October 4, 2005 - Internet classes offer convenience
Carol Horigan used to teach out of a Pensacola Junior College classroom, but she doesn't anymore. The visual arts professor's job at the college hasn't changed. The way she teaches has.
Horigan is among a growing number of online teachers who have traded their lecterns for mouse pads.
"I love it," Horigan said. "Everything is at your disposal online."
PJC offers 44 course titles online, and students can earn an associate of arts in general studies or business without having to enter a classroom. Online courses have become so popular that PJC eCoast Campus is marketed as a separate entity.
This semester, 1,700 PJC students enrolled in online courses.

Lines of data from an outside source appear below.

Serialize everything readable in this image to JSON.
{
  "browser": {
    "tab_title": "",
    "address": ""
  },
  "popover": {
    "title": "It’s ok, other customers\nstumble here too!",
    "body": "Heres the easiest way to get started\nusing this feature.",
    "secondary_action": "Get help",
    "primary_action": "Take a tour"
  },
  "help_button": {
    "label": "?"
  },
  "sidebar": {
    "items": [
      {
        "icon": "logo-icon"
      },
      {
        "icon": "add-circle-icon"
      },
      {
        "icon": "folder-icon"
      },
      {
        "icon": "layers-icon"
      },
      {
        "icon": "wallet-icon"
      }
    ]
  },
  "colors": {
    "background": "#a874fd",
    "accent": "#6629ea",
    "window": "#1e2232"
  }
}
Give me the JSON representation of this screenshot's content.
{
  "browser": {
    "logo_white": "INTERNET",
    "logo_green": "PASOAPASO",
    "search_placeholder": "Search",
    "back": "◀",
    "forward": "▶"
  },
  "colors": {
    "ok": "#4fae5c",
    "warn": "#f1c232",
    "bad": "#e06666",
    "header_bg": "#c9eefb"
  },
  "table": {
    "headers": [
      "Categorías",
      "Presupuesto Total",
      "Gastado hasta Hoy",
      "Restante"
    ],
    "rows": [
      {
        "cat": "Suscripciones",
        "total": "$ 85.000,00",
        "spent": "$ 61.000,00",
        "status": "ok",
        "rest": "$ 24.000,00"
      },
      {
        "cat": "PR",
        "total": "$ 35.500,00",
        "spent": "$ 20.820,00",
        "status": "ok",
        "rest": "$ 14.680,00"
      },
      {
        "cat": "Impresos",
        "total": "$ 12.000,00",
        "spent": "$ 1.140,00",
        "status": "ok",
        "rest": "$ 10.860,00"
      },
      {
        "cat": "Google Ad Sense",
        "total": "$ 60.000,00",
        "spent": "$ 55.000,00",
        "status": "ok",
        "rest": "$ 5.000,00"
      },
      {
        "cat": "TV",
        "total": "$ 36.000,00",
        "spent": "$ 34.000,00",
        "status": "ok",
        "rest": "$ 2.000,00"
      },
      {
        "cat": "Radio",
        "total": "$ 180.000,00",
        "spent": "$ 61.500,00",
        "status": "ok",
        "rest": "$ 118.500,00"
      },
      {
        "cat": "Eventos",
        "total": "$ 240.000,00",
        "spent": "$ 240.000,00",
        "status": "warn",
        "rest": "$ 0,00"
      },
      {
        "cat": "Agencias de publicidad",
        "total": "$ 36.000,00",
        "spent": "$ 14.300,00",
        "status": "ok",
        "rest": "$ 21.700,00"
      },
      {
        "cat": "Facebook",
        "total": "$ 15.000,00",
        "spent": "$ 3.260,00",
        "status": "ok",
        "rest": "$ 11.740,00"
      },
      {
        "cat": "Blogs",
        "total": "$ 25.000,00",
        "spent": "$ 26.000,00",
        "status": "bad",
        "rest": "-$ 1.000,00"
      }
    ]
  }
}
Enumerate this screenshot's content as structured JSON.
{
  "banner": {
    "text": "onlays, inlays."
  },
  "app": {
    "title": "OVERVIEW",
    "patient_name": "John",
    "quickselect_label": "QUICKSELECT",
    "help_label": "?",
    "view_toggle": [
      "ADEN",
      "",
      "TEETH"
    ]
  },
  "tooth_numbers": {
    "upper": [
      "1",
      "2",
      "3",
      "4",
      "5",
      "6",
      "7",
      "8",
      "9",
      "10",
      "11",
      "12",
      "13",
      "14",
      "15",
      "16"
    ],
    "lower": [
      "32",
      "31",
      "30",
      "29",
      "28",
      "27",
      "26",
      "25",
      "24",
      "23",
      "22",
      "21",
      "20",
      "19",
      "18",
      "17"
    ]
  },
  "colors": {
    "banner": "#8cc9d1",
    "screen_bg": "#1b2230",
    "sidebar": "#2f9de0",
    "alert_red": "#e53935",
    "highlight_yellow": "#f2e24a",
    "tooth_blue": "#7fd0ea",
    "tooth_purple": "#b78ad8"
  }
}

At the University of West Florida, about 11,000 students are taking online courses. Many also are enrolled in traditional classes, but 2,500 are seeking certificates or undergraduate or master's degrees solely online, said Karen Barth, UWF online coordinator.
Future trends likely include more blending of online and traditional instruction.
"Students really, really like it," Barth said.
For Pensacola residents Kellie and Anthony Stiner, online courses offer educational opportunities they might not otherwise have. Both are pursuing degrees in criminal justice online.
Anthony Stiner, 32, the chief administrator at the Navy Orientation Recruiter Unit at Pensacola Naval Air Station, is taking classes through Grantham University. Kellie Stiner, 28, manager at Blimpie's on Blue Angel Parkway, is an honors student enrolled online through Kaplan University, which is headquartered out of Davenport, Iowa.
Time is precious for the Stiners and their three children.
"We like the flexibility," Kellie Stiner said. "We don't have to sit in a classroom for two or three hours, and we can do our schoolwork after our children have gone to bed."
The portability of online classes is attractive to Michael Negovan, a former Navy air traffic controller who began his studies through Kaplan three years ago in Pittsburgh. He didn't miss a beat when he moved to Chattanooga, Tenn., and is wrapping up his course work at his new home in Gulf Breeze.
Not everyone is sold on online courses. University of West Florida microbiology student Luis Espinoza, 22, took his first and last online class last summer.
"It's not like a classroom where you can express your ideas," Espinoza said. "You just try to fulfill the task and get your grade."
Although there is not the face-to-face interaction the classroom offers, many teachers add chat rooms and bulletin boards where students can discuss assignments or form online study groups.
While in Jordan last month as a member of a touring orchestra, PJC adjunct math instructor Kathy Schultz kept in touch with her students and their assignments and answered their questions by e-mail.
"The feedback is immediate, and the students love that," Schultz said.